When he arrived at his destination, Madeleine Betts was waiting for him in an office where they could talk privately. She looked at Murfin suspiciously, but he was used to that. She made a fuss about inspecting his ID as a civilian support officer and didn’t seem impressed.

‘They let me ask questions and write things down,’ he said. ‘But I can’t nick anyone now, more’s the pity.’

‘Do sit down,’ she said, with a frown.

‘You know, I don’t like hospitals much,’ said Murfin as he eased himself into a chair.

‘Too many sick people, I suppose?’

‘No, I think it’s all the rushing about. I can’t stand accidents, or emergencies.’

She smiled thinly at his attempts to break the ice. And there was definitely ice, a couple of inches of frost at least. Madeleine Betts looked like one of those women who’d been disappointed in life so often that she’d forgotten how to smile. Murfin had met quite a few of them.

He coughed and pulled out his notebook, brushing ineffectually at a small stain on the cover.

‘It’s about Reece Bower,’ he said, lifting a corner of his eye to catch the flicker of a reaction sparked by the name.

‘I thought it might be,’ she said.

‘When his wife disappeared, you told the investigating officers that the two of you had ended your relationship some time previously.’

‘Yes. Annette had left him, you see. Reece ended our relationship, so that she would come back to him. I’d moved to work in a different department by then, and I no longer saw Reece at all.’

Murfin nodded. Her wording was almost exactly the same as the statement she’d given ten years ago. He’d checked it before he set off. He was wondering whether Betts had written it down somewhere, maybe in a diary. No one’s memory was quite that good. Had she prepared her replies in advance? It was a pity he couldn’t threaten to take her back to the station. He’d already told her he wasn’t able to do that.

‘And is that still true, love?’

‘I’m not your love,’ she replied sharply.

Murfin smiled. He heard that a lot these days.
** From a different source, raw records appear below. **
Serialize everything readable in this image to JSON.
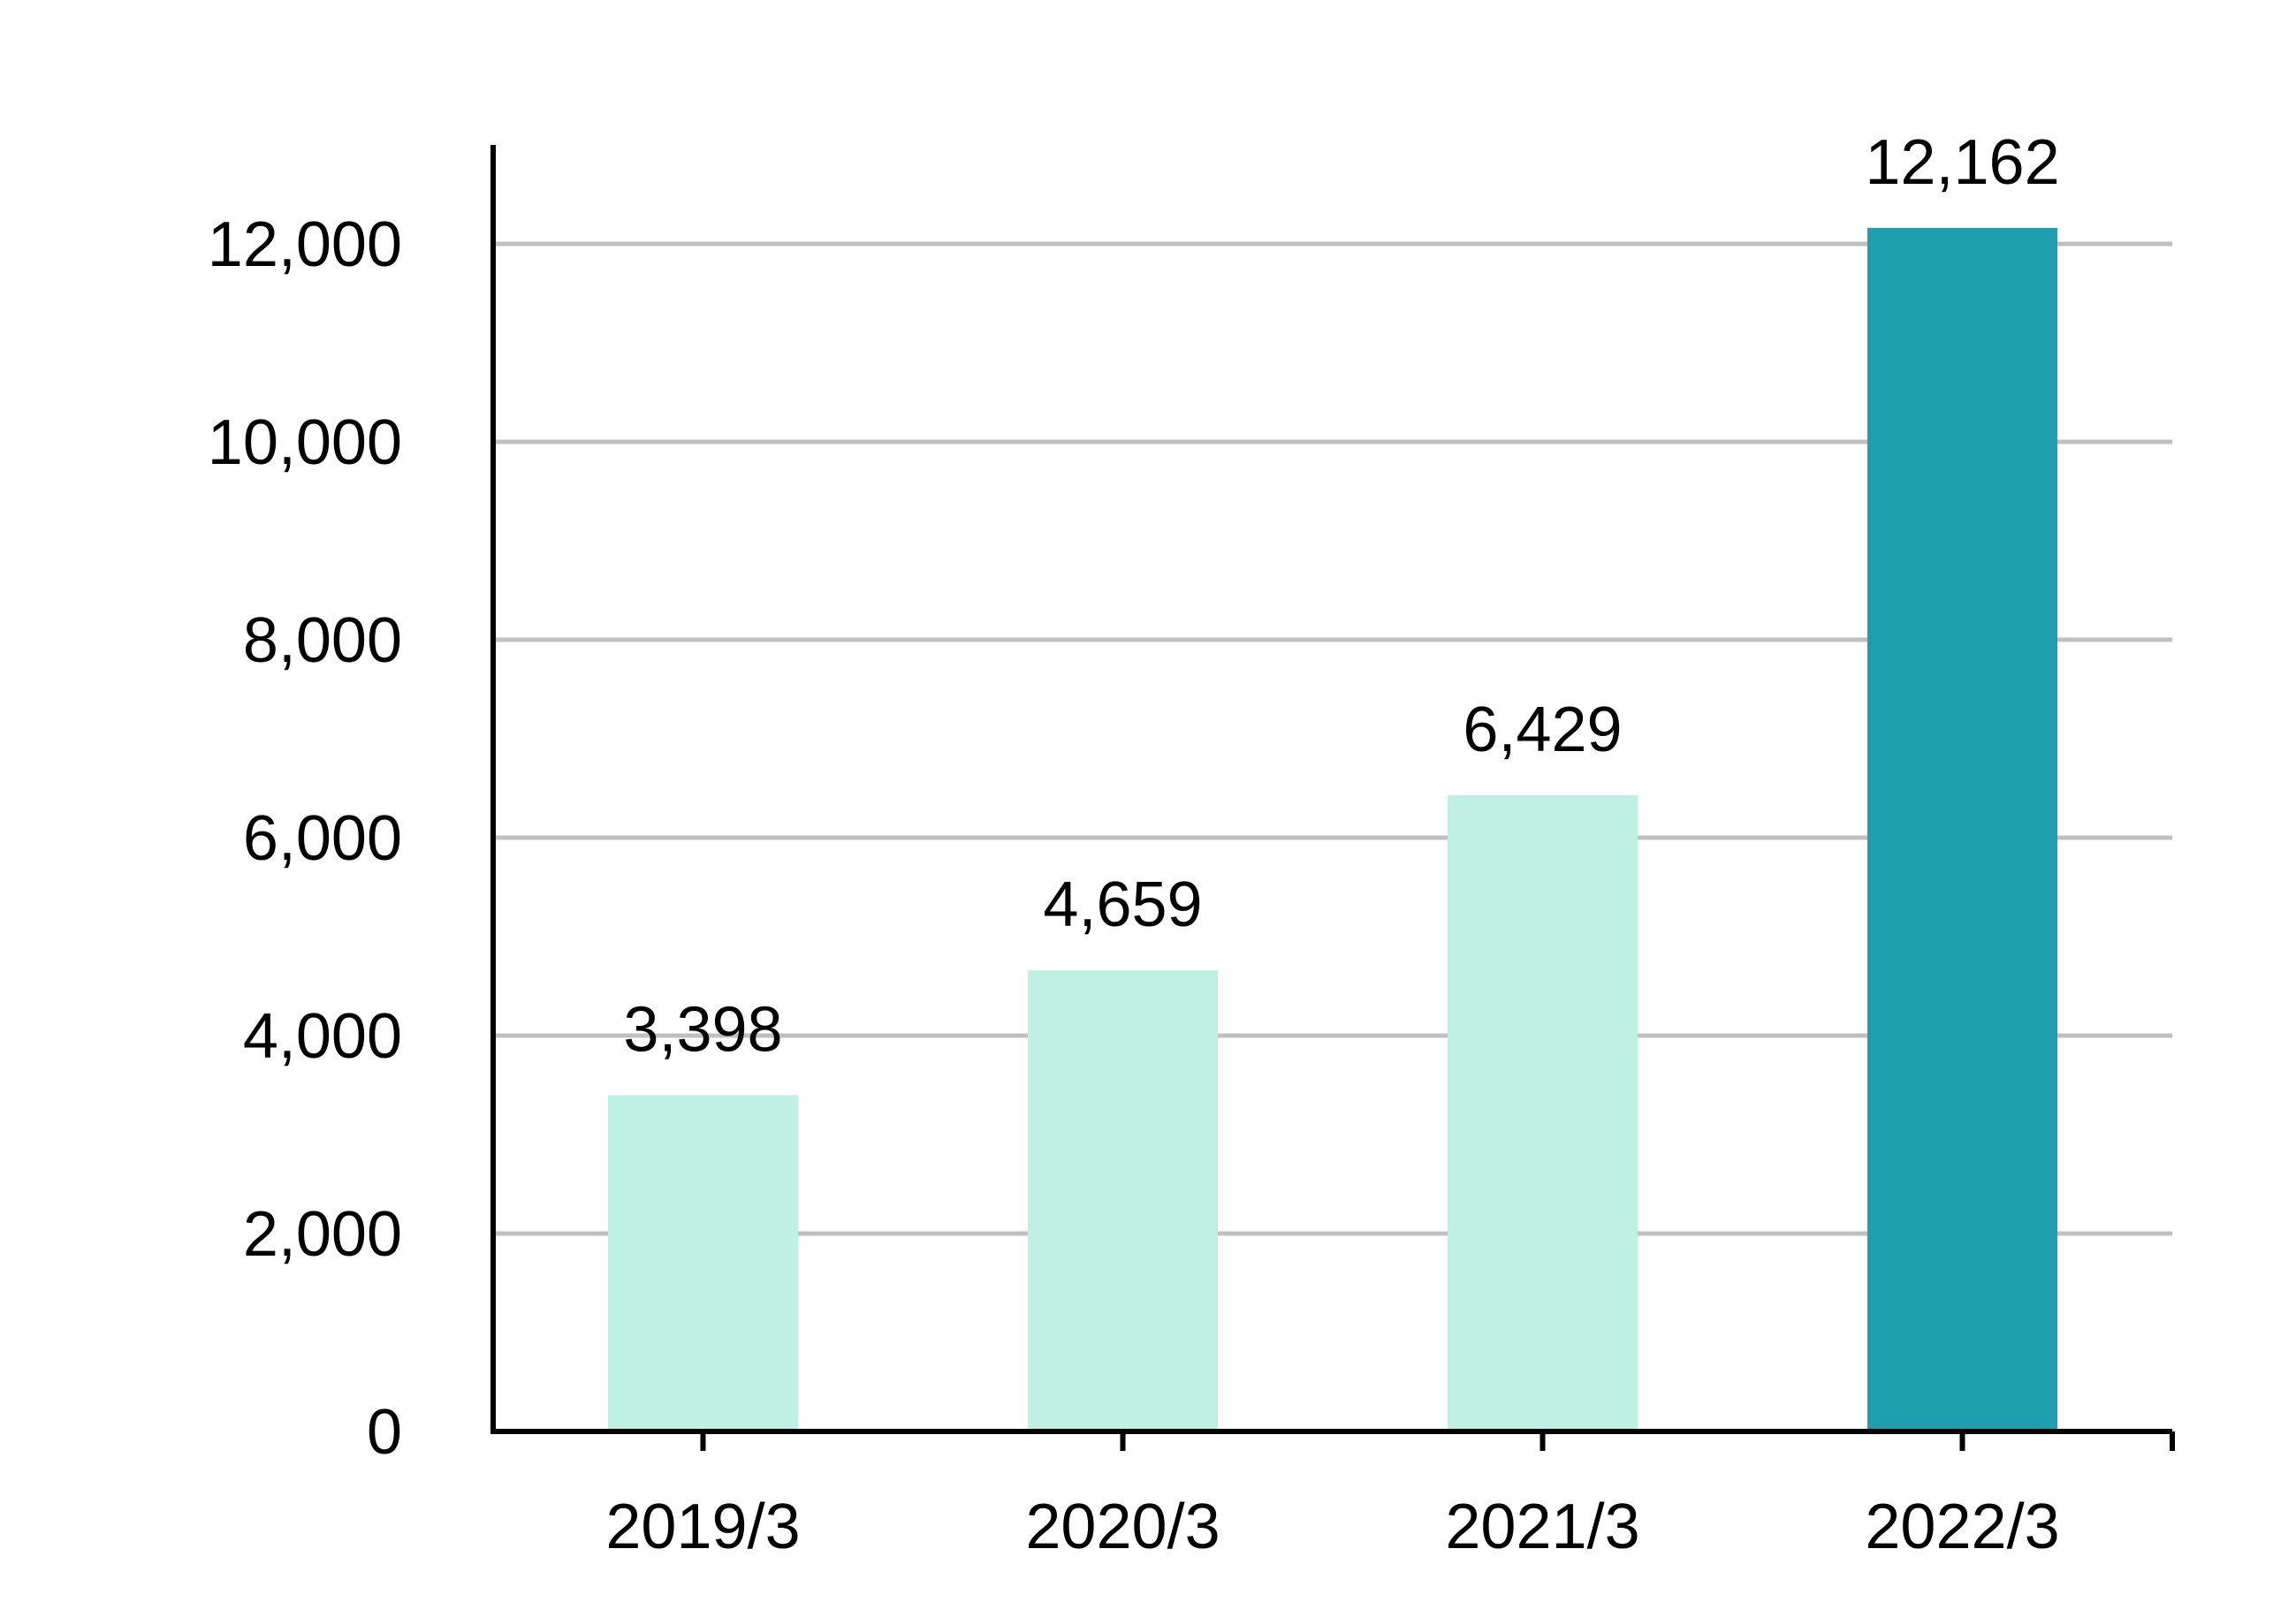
{
  "chart_data": {
    "type": "bar",
    "categories": [
      "2019/3",
      "2020/3",
      "2021/3",
      "2022/3"
    ],
    "values": [
      3398,
      4659,
      6429,
      12162
    ],
    "data_labels": [
      "3,398",
      "4,659",
      "6,429",
      "12,162"
    ],
    "ylim": [
      0,
      13000
    ],
    "yticks": [
      0,
      2000,
      4000,
      6000,
      8000,
      10000,
      12000
    ],
    "ytick_labels": [
      "0",
      "2,000",
      "4,000",
      "6,000",
      "8,000",
      "10,000",
      "12,000"
    ],
    "grid": true,
    "legend": "none",
    "colors": {
      "bar": "#c0f0e4",
      "highlight_bar": "#1f9fad",
      "grid": "#c0c0c0",
      "axis": "#000000",
      "text": "#000000"
    },
    "highlight_index": 3
  }
}
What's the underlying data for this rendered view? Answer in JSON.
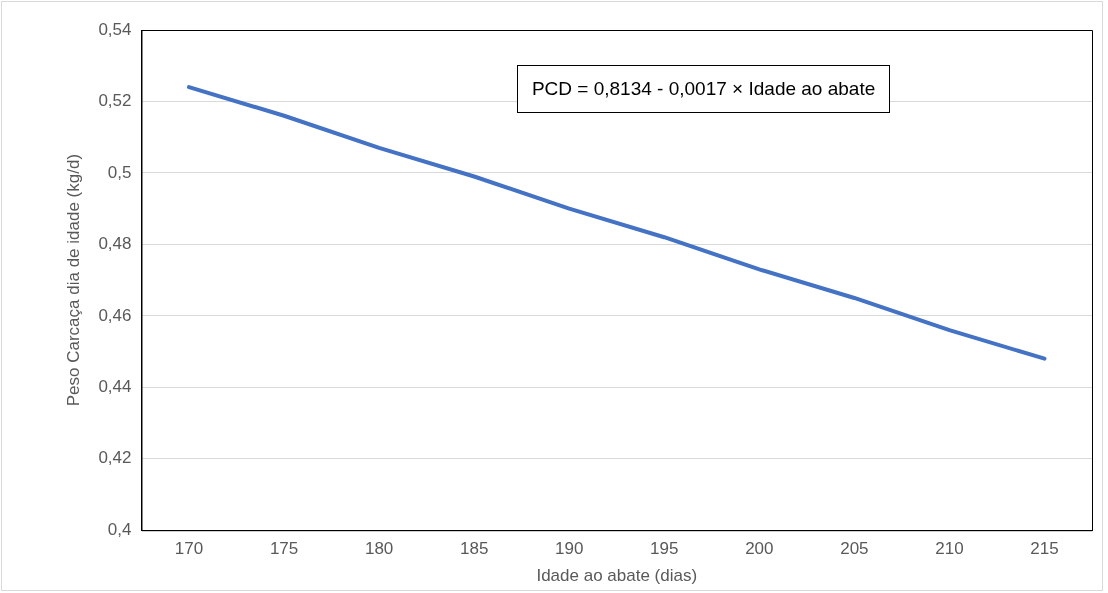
{
  "chart_data": {
    "type": "line",
    "xlabel": "Idade ao abate (dias)",
    "ylabel": "Peso Carcaça dia de idade (kg/d)",
    "categories": [
      "170",
      "175",
      "180",
      "185",
      "190",
      "195",
      "200",
      "205",
      "210",
      "215"
    ],
    "series": [
      {
        "color": "#4472c4",
        "values": [
          0.524,
          0.516,
          0.507,
          0.499,
          0.49,
          0.482,
          0.473,
          0.465,
          0.456,
          0.448
        ]
      }
    ],
    "ylim": [
      0.4,
      0.54
    ],
    "yticks": [
      {
        "value": 0.4,
        "label": "0,4"
      },
      {
        "value": 0.42,
        "label": "0,42"
      },
      {
        "value": 0.44,
        "label": "0,44"
      },
      {
        "value": 0.46,
        "label": "0,46"
      },
      {
        "value": 0.48,
        "label": "0,48"
      },
      {
        "value": 0.5,
        "label": "0,5"
      },
      {
        "value": 0.52,
        "label": "0,52"
      },
      {
        "value": 0.54,
        "label": "0,54"
      }
    ],
    "grid": "y",
    "legend": false,
    "marker": "none",
    "line_style": "solid",
    "annotations": [
      "PCD = 0,8134 - 0,0017 × Idade ao abate"
    ]
  }
}
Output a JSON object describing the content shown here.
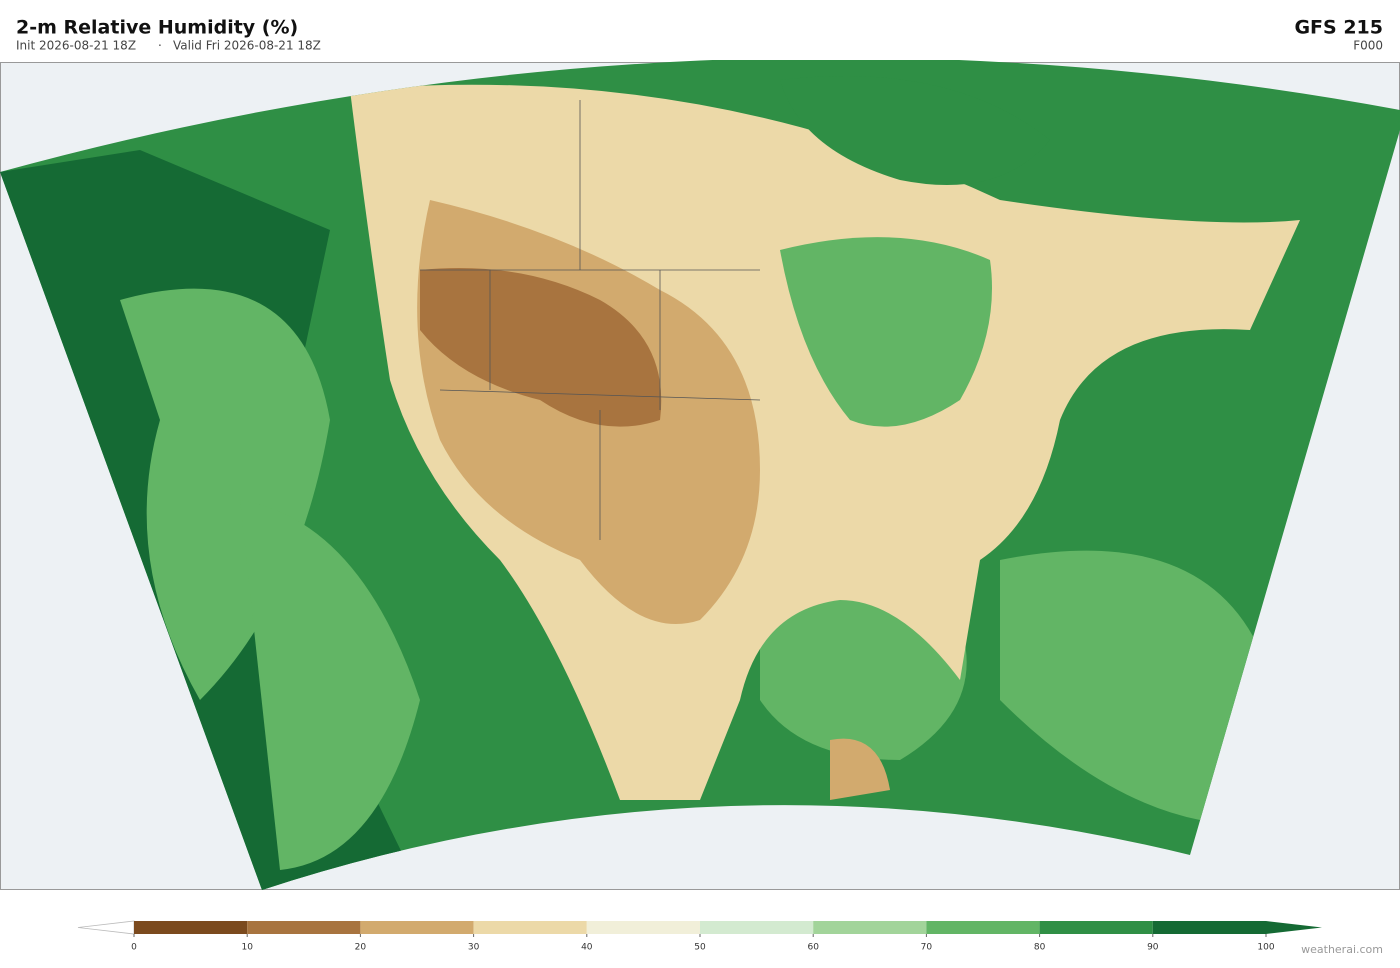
{
  "header": {
    "title": "2-m Relative Humidity  (%)",
    "init": "Init 2026-08-21 18Z",
    "separator": "·",
    "valid": "Valid Fri 2026-08-21 18Z",
    "model": "GFS  215",
    "forecast_hour": "F000"
  },
  "colorbar": {
    "ticks": [
      0,
      10,
      20,
      30,
      40,
      50,
      60,
      70,
      80,
      90,
      100
    ],
    "colors": [
      "#7b4a1e",
      "#a8743f",
      "#d2aa6e",
      "#ecd9a8",
      "#f1efd9",
      "#d3ead0",
      "#a2d49a",
      "#62b565",
      "#2f8f45",
      "#156a34"
    ],
    "under_color": "#ffffff",
    "over_color": "#156a34"
  },
  "footer": {
    "credit": "weatherai.com"
  }
}
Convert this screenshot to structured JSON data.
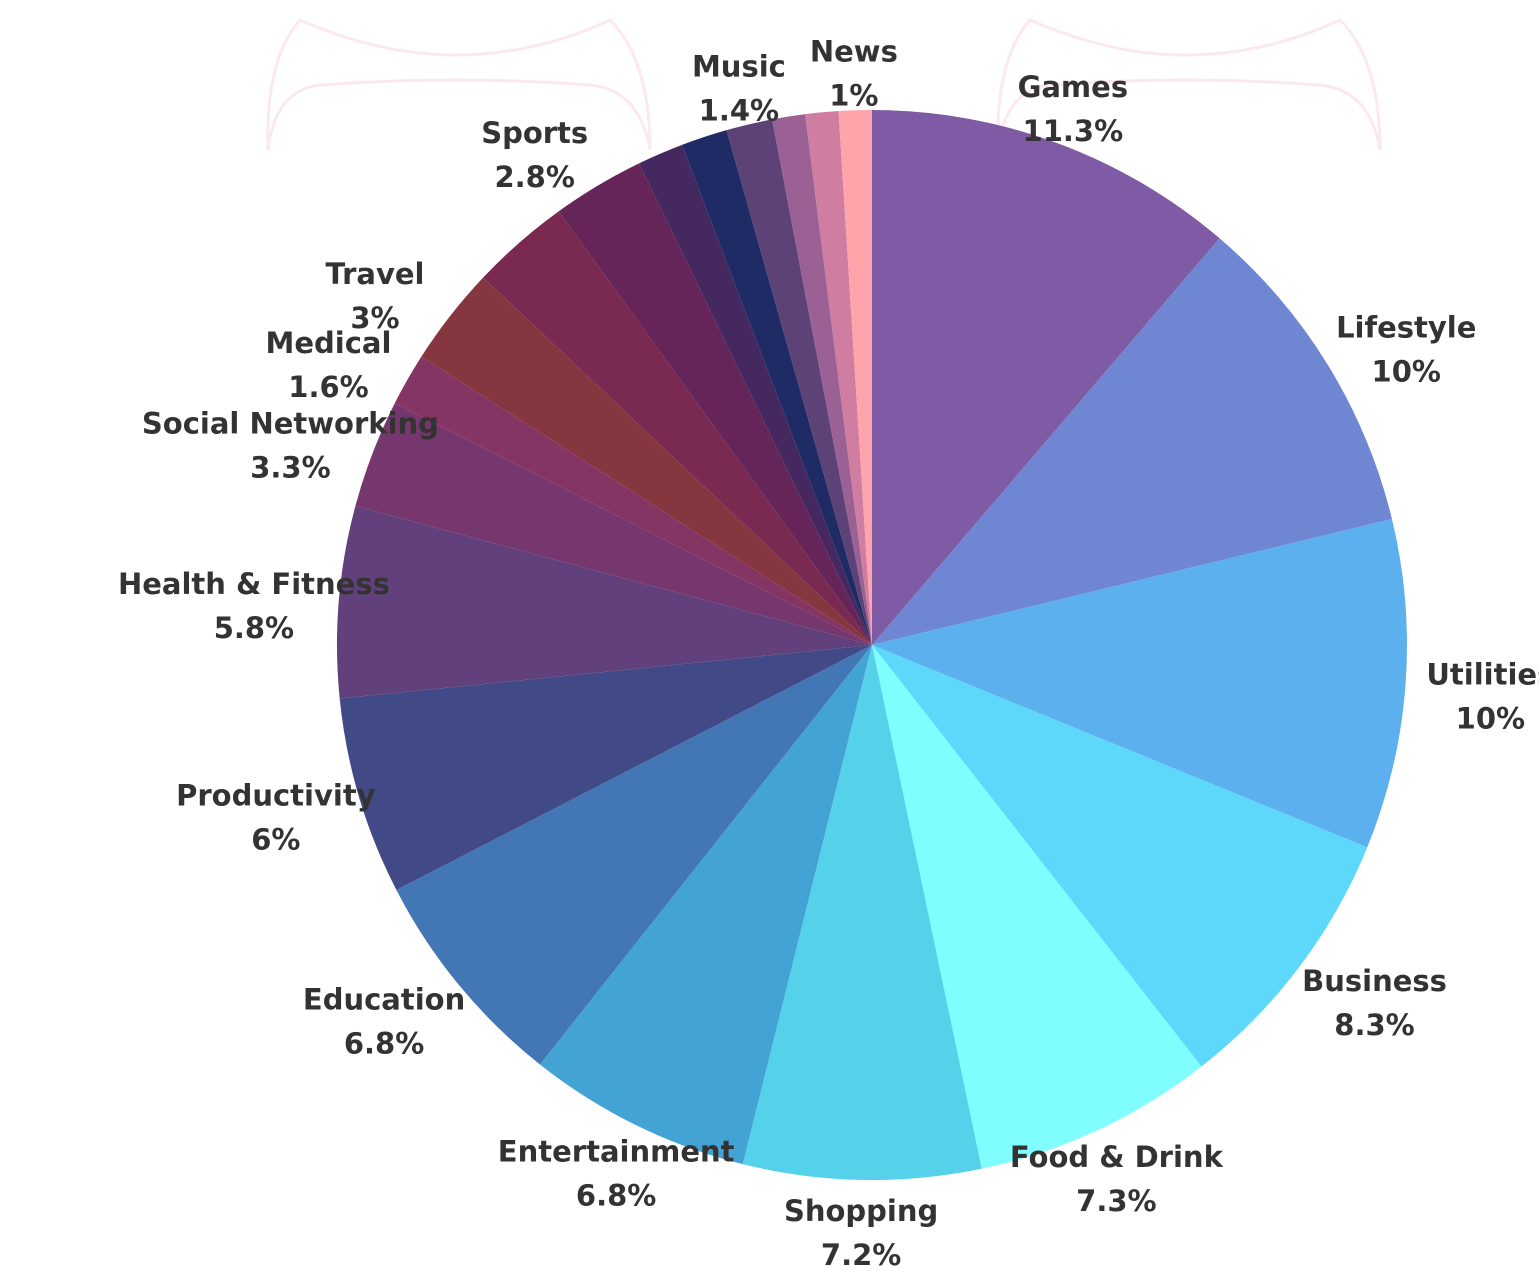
{
  "chart_data": {
    "type": "pie",
    "title": "",
    "start_angle_deg": 0,
    "direction": "clockwise",
    "legend": "none",
    "slices": [
      {
        "label": "Games",
        "value": 11.3,
        "display": "11.3%",
        "color": "#7f5ba6"
      },
      {
        "label": "Lifestyle",
        "value": 10,
        "display": "10%",
        "color": "#6f86d2"
      },
      {
        "label": "Utilities",
        "value": 10,
        "display": "10%",
        "color": "#5cb0ee"
      },
      {
        "label": "Business",
        "value": 8.3,
        "display": "8.3%",
        "color": "#5dd8fb"
      },
      {
        "label": "Food & Drink",
        "value": 7.3,
        "display": "7.3%",
        "color": "#80feff"
      },
      {
        "label": "Shopping",
        "value": 7.2,
        "display": "7.2%",
        "color": "#55d1e9"
      },
      {
        "label": "Entertainment",
        "value": 6.8,
        "display": "6.8%",
        "color": "#42a3d4"
      },
      {
        "label": "Education",
        "value": 6.8,
        "display": "6.8%",
        "color": "#4376b4"
      },
      {
        "label": "Productivity",
        "value": 6,
        "display": "6%",
        "color": "#414a87"
      },
      {
        "label": "Health & Fitness",
        "value": 5.8,
        "display": "5.8%",
        "color": "#62407c"
      },
      {
        "label": "Social Networking",
        "value": 3.3,
        "display": "3.3%",
        "color": "#76366e"
      },
      {
        "label": "Medical",
        "value": 1.6,
        "display": "1.6%",
        "color": "#853564"
      },
      {
        "label": "Travel",
        "value": 3,
        "display": "3%",
        "color": "#86363f"
      },
      {
        "label": "",
        "value": 3,
        "display": "",
        "color": "#7a2950"
      },
      {
        "label": "Sports",
        "value": 2.8,
        "display": "2.8%",
        "color": "#652559"
      },
      {
        "label": "",
        "value": 1.4,
        "display": "",
        "color": "#452860"
      },
      {
        "label": "",
        "value": 1.4,
        "display": "",
        "color": "#1e2b65"
      },
      {
        "label": "Music",
        "value": 1.4,
        "display": "1.4%",
        "color": "#5d4278"
      },
      {
        "label": "",
        "value": 1.0,
        "display": "",
        "color": "#9b6195"
      },
      {
        "label": "",
        "value": 1.0,
        "display": "",
        "color": "#cf7da1"
      },
      {
        "label": "News",
        "value": 1,
        "display": "1%",
        "color": "#ffa4ab"
      }
    ]
  }
}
‘There’s time yet,’ he said.

Betts scowled and pursed her lips. Murfin squinted at her curiously. She wasn’t his type at all. Too humourless. But he supposed there could a certain attraction about the cool blonde look, the toned muscles and stylish clothes. There had been an attraction for Reece Bower at least.

‘So have you been seeing Reece?’ he repeated.

‘No, I haven’t seen him since then.’

‘Any contact at all?’

‘I just said—’

‘No, you said that you hadn’t seen him. You might have spoken to him on the phone, sent a few text messages back and forth, that sort of thing.’

‘No.’

‘So... Mr Bower’s phone wouldn’t show any contact with you recently at all,’ said Murfin. ‘Is that right?’

‘Yes.’

He turned a page of his notebook and made a note on a new sheet, forming the words slowly and carefully, then staring doubtfully at them for a moment before adding a large question mark. Madeline Betts watched every movement he made with an expression of horrified fascination.

‘Have you found him?’ she said finally.

‘Who, Reece? No, love.’

Of course, she wanted to ask whether his phone had been found, but she daren’t do that. It would look too obvious.

Murfin beamed again. He liked people to be in doubt. And this woman had underestimated him from the start.